Gotdammerung! Scooped on a review! That’s what I get for being too busy working to check the boards.
Anywho, I saw this splendid production on Tuesday, dragging my beloved MrsB to the show. And we both enjoyed it greatly!
I loved the movie as a kid-- even had the novelization by Alan Dean Foster-- and remembered the whole damn plot, while my wife knew bupkis about what was going on.
Before I went, I was worried about three main aspects: how will they make a videogame exciting, what will the aliens look like, and how do you stage a climactic space battle.
Well, the set-up was pretty damn good-- decent songs, watchable dancing, the mournfulness of being stuck in a trailer park forever because you can’t get a student loan-- it all came across. Having everyone in the cast watching Alex hit 1,000,000 pts on the video game really worked well, surprisingly so.
The creativity of a low-budget show also worked, because the cast knew when they couldn’t take themselves seriously. Yup, you can turn a picnic table into not one, but TWO space vehicles, and keep the disbelief suspended. But when the fuzzy, felt-endowed aliens showed up, it’s impossible to keep a straight face.
Felt tentactles on people? They’re not muppets, they’re actors! So laugh, grin, and then get on with the story. They’re silly-looking, but you’re not getting a Star-anything budget on 19 bucks.

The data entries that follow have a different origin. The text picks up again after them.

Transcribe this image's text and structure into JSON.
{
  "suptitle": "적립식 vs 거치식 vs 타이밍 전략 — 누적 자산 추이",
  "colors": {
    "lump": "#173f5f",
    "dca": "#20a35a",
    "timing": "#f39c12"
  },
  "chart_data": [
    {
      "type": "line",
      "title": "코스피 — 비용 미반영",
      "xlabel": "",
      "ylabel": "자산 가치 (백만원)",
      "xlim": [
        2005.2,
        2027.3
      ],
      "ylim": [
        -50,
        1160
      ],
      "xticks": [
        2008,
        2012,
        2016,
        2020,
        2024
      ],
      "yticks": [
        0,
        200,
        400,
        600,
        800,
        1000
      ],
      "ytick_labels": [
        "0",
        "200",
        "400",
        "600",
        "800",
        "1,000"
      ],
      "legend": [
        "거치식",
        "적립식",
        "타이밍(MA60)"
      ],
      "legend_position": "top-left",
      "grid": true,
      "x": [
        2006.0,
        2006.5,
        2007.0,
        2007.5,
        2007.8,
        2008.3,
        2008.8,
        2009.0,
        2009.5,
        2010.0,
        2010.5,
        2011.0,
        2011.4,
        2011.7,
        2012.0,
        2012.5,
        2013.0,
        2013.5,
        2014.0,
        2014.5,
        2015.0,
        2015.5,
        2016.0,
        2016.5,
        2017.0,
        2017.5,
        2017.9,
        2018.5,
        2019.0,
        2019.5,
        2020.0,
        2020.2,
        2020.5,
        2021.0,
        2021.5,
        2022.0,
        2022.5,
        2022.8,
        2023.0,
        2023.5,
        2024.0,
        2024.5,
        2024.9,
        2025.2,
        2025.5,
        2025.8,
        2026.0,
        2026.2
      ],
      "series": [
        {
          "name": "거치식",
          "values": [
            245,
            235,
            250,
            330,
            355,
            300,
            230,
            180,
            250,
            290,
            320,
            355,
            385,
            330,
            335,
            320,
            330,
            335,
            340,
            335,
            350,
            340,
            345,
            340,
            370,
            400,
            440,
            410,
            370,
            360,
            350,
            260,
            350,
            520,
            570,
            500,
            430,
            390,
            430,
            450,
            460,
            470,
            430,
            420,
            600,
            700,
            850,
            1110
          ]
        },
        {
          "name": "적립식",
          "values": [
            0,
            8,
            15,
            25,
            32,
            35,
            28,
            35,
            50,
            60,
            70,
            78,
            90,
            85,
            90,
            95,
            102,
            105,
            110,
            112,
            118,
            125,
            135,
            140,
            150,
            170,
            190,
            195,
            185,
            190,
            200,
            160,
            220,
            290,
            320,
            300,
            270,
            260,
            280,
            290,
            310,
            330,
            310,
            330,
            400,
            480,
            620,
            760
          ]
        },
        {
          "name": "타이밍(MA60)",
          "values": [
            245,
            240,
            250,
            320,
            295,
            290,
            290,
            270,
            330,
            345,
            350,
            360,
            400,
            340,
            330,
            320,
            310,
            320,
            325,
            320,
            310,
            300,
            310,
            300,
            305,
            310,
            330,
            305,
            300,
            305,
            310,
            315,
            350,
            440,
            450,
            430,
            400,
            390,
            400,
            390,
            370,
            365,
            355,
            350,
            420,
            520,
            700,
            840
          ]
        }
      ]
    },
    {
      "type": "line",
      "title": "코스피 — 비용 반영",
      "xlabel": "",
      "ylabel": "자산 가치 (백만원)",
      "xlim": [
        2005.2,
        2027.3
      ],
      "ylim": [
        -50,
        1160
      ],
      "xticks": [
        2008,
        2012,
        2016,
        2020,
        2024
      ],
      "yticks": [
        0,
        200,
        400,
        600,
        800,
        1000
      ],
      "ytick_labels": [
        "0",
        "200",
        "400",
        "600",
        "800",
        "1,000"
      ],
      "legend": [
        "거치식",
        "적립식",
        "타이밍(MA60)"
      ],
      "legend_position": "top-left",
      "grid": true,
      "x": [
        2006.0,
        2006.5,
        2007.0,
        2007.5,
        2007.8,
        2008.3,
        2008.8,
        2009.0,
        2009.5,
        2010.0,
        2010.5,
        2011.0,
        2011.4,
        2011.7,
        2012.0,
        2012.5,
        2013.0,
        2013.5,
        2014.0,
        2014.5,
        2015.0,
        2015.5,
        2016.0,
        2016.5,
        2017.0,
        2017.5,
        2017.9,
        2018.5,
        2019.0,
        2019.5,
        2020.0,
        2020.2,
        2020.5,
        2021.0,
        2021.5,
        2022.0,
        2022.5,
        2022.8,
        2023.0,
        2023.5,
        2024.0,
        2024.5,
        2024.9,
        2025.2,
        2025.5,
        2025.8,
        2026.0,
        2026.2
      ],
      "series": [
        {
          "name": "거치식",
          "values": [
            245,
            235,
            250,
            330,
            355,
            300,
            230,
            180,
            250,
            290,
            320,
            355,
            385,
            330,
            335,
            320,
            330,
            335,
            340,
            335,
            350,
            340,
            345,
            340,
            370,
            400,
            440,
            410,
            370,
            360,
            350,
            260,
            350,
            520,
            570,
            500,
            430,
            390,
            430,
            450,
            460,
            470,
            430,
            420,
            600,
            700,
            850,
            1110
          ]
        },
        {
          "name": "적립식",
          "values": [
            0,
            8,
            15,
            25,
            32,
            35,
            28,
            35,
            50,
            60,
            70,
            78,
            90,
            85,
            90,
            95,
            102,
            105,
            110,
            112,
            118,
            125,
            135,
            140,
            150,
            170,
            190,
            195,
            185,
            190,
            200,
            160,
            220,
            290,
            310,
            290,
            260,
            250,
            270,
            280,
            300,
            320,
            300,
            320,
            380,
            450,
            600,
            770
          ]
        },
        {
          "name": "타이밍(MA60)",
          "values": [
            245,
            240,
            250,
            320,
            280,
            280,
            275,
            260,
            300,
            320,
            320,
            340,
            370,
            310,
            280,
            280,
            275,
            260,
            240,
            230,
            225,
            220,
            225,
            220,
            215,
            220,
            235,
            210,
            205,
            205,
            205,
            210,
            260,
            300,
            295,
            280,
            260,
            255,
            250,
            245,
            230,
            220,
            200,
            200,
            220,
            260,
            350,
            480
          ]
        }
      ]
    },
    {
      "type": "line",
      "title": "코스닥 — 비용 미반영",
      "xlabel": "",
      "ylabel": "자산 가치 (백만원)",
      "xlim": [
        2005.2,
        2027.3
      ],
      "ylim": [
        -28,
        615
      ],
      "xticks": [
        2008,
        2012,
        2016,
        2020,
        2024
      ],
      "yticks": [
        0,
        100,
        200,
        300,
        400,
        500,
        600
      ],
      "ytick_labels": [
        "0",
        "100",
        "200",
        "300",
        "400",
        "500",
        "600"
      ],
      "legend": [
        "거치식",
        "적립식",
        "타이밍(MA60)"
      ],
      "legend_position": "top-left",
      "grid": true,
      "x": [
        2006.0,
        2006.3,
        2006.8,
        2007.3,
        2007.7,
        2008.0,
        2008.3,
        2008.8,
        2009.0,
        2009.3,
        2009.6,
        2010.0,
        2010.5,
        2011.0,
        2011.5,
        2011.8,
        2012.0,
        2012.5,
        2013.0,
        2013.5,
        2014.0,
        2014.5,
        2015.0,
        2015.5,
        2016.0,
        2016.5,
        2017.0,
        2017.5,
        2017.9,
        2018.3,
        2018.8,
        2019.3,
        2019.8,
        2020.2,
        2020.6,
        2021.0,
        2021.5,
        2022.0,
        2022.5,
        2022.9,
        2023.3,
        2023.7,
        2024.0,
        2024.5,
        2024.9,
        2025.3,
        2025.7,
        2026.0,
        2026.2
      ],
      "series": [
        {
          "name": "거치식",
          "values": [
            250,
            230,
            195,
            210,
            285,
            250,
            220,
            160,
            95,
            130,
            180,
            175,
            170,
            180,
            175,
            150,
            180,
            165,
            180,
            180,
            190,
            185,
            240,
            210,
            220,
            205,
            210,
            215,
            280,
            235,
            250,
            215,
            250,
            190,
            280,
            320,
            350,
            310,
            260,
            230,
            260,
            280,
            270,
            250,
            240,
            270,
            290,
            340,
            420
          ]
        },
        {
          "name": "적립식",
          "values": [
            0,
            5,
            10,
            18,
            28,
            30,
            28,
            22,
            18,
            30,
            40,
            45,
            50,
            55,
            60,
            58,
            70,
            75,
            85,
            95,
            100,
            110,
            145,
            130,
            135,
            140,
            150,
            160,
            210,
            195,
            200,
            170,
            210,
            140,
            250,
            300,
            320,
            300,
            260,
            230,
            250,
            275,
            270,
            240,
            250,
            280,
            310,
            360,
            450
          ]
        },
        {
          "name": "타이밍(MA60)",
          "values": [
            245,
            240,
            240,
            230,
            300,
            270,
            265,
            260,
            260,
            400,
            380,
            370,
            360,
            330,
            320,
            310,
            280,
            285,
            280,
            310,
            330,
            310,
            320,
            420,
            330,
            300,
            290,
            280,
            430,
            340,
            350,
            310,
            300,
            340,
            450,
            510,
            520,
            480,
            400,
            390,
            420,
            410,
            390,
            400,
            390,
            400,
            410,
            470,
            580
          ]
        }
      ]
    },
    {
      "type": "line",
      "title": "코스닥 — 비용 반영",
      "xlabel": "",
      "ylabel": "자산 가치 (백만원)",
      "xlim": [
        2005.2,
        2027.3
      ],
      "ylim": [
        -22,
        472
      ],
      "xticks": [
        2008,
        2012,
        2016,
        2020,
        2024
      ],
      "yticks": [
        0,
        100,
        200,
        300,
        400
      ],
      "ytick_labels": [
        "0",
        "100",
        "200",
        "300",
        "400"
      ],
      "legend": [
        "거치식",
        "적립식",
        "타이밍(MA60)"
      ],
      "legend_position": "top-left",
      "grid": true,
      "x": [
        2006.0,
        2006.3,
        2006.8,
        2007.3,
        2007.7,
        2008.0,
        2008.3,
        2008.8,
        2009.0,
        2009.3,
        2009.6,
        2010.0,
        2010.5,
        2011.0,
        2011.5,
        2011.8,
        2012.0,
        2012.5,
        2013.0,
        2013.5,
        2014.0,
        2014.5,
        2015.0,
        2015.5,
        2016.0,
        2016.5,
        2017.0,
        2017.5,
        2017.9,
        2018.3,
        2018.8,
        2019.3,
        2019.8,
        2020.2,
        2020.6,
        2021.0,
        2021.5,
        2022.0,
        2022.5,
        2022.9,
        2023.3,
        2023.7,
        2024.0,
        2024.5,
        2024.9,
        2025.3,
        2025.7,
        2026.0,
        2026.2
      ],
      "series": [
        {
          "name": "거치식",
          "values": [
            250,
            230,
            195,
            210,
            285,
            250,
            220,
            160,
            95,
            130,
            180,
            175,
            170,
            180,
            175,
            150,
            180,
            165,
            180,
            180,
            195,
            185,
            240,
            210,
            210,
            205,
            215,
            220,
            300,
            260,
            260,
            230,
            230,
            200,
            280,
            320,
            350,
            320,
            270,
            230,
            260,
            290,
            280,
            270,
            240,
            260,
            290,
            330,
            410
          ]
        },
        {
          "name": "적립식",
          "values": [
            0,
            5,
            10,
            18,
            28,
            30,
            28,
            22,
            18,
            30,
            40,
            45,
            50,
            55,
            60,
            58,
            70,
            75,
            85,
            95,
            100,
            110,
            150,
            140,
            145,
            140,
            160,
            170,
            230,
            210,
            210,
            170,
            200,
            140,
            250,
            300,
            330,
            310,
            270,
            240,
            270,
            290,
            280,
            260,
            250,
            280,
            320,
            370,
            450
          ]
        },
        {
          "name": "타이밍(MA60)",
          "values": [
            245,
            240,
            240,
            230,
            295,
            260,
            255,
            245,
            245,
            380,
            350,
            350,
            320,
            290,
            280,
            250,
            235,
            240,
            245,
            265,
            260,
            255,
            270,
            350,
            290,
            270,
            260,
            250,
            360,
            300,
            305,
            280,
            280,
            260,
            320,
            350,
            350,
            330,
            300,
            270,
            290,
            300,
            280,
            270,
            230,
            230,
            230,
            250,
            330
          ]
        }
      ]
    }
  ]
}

As for the final space battle, that was a little weak. They could have jazzed that up a little, but instead they focused on the real heart of the story, which is the romance between Alex and Maggie. I’d still rather have seen at least a few attempts at showing the Starfighter actually fighting other ships.
But what really makes this show shine is the sheer brilliance of portraying the Zandozan assassin’s attempt to kill Alex. The assassin himself is a red-coverall-wearing bucktoothed guy lurching around, and it turns into a peppy song and dance number involving everyone in town, weird green lighting, gunplay, and Miss July. Totally rocks!